Diese hohe Glaubwürdigkeit erreicht DANIEL SILVA (unter anderem) dadurch, dass der Geschichte mit der Landung der Alliierten in der Normandie ein reales Szenario zugrunde liegt und dass er zahlreiche real existierende Personen (angefangen von Hitler und Churchill bis hin zu Canaris) in seine Handlung einbezieht. Auch hält er sich überall dort, wo es aufgrund der Story möglich ist, an historische Fakten und so wirkt die gesamte Story absolut real, zumindest aber denkbar.
Interessant wird die Story des Romans DOUBLE CROSS - FALSCHES SPIEL auch dadurch, dass der Autor sehr präzise auf nachrichtendienstliche Details wie beispielsweise die Beschaffung einer Legende von Anna Katharina von Steiner oder das Verhören und "Umdrehen" enttarnter Agenten, eingeht.
Innerhalb seiner Story widmet sich der Autor auch recht intensiv den agierenden Personen, wobei er ebenso detailliert auf die real existierenden Personen eingeht (in diesen Fällen übrigens auch sehr gut recherchiert), sondern auch auf die von ihm erdachten fiktiven Charaktere. So schildert DAVID SILVA nicht nur Himmlers Misstrauen gegenüber Canaris und den von Heinrich Himmler geschürten Machtkampf zwischen SD (in Gestalt des Generals Schellenberg) und Abwehr, sondern auch in besonderem Maße seinen fiktiven Hauptakteuren Alfred Vicary, dessen Werdegang und bisheriges Leben er recht ausführlich schildert und vor allem Anna Katharina von Steiner. Insbesondere bei letzterer beschreibt der Autor recht ausführlich ihr früheres Leben, die Anwerbung/Erpressung durch den Agentenführer Vogel, ihre Ausbildung zur Agentin und auch ihre Einreise/Etablierung in/nach London.

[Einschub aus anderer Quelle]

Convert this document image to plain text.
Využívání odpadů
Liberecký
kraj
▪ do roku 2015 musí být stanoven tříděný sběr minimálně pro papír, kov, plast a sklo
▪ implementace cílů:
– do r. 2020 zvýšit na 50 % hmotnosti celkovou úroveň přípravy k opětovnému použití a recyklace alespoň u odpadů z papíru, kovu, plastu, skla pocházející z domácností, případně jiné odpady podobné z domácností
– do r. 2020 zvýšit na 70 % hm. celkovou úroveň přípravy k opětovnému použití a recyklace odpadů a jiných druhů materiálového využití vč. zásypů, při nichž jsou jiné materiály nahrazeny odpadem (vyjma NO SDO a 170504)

Ebenfalls interessant schien mir auch die Figur des Sean Dogherty, einem in England lebenden Iren, der nicht schon seit Jahren in eher unbedeutenden Funktionen für die deutsche Abwehr arbeitet (und letztlich Horst Neumann beherbergt), weil er ein Sympathisant der Nazis ist, sondern weil er England hasst, da sein Bruder, ein IRA-Anhänger einst von Engländern getötet wurde. Zwar ist Sean Dogherty und sein Hintergrund für die Story nicht von elementarer Wichtigkeit, aber er ist ein sehr gutes Beispiel für die unterschiedlichsten Motive der Protagonisten.
Überhaupt beschreibt DANIEL SILVA Personen, Orte, Begebenheiten und anderes sehr präzise, schafft es aber, diese detaillierten Ausführungen so zu gestalten, dass sie nicht einen einzigen Moment langweilen und die hohe Spannung auf keiner Seite schmälern.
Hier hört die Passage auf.